Jane Powell

Personal information
- Born: 19 January 1957 (age 69) Sheffield, Yorkshire, England
- Batting: Right-handed
- Bowling: Right-arm medium
- Role: Batter; occasional wicket-keeper
- Relations: Jill Powell (twin sister)

International information
- National side: England;
- Test debut (cap 95): 27 July 1984 v New Zealand
- Last Test: 29 August 1987 v Australia
- ODI debut (cap 37): 24 June 1984 v New Zealand
- Last ODI: 22 July 1990 v Ireland

Domestic team information
- 1976–1978: Sussex
- 1980–1991: Yorkshire
- 1981–1982: East Anglia

Career statistics
| Competition | WTest | WODI | WFC | WLA |
| Matches | 6 | 24 | 19 | 81 |
| Runs scored | 281 | 463 | 535 | 1,688 |
| Batting average | 35.12 | 33.07 | 21.40 | 28.61 |
| 100s/50s | 1/0 | 0/2 | 1/0 | 0/8 |
| Top score | 115* | 98* | 115* | 98* |
| Balls bowled | 0 | 0 | 179 | 120 |
| Wickets | – | – | 2 | 4 |
| Bowling average | – | – | 29.00 | 11.75 |
| 5 wickets in innings | – | – | 0 | 0 |
| 10 wickets in match | – | – | 0 | 0 |
| Best bowling | – | – | 2/42 | 2/14 |
| Catches/stumpings | 1/0 | 7/– | 8/– | 19/0 |
- Source: CricketArchive, 7 July 2023

= Jane Powell (cricketer) =

English cricketer (born 1957)

Jane Powell (born 19 January 1957) is an English former cricketer who played as a right-handed batter.
She was elected as the first female President of Yorkshire County Cricket Club in 2023.

==Playing career==
She played in six Test matches and 24 One Day Internationals, with a highest score of 115* against India.
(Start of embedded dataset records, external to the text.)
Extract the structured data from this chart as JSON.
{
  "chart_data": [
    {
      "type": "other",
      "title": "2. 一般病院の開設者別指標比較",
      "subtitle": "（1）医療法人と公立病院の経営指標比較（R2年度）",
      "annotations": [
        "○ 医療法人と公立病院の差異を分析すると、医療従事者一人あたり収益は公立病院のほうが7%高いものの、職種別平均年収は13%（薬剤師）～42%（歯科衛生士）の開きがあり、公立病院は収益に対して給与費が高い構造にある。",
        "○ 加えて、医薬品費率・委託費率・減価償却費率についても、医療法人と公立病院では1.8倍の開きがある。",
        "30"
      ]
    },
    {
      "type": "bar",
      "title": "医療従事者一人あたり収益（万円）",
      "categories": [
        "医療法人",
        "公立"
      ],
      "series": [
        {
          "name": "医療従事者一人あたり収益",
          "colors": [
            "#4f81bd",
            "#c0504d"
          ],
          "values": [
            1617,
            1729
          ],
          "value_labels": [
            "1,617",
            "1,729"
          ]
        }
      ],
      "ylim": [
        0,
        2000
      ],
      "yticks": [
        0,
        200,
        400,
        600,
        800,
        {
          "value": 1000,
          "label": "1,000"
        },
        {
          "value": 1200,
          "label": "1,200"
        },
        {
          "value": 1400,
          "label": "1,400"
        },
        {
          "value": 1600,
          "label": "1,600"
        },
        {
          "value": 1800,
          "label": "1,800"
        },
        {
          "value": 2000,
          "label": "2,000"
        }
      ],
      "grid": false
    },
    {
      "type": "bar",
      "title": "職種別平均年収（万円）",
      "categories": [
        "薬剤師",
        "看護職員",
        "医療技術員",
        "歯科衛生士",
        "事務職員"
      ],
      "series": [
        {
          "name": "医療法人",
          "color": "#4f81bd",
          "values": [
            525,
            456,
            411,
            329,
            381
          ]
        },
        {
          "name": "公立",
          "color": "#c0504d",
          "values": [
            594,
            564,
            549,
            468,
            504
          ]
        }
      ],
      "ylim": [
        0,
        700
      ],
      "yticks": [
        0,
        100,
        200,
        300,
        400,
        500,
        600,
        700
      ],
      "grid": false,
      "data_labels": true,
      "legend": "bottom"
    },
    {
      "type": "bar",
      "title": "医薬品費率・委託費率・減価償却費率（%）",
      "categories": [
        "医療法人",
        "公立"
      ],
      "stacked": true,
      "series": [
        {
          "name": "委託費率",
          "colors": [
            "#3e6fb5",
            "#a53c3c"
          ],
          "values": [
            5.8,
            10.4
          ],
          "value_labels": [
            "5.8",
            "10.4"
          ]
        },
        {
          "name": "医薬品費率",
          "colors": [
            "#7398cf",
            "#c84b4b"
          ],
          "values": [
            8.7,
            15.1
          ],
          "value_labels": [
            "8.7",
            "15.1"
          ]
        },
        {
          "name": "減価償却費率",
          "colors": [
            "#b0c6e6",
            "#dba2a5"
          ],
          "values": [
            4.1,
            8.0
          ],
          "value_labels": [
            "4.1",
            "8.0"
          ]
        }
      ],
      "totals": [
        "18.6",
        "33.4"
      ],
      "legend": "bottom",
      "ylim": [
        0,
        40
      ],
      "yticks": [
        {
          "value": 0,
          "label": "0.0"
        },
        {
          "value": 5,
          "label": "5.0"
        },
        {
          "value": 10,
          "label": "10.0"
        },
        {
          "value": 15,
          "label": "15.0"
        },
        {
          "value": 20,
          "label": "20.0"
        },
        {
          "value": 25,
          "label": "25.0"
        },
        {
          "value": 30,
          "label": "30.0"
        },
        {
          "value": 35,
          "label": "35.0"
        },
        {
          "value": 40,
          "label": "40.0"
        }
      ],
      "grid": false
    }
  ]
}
Powell was captain of England at the 1988 Women's Cricket World Cup, losing in the Final to Australia. She also captained England to Women's European Cricket Championship titles in 1989 and 1990. Her twin sister Jill also represented England. She mainly played domestic cricket for Yorkshire, but also appeared in matches for Sussex and East Anglia.

After retiring from playing, Powell coached the England team during the 2002–03 tour of Australia, as well as being a successful hockey coach.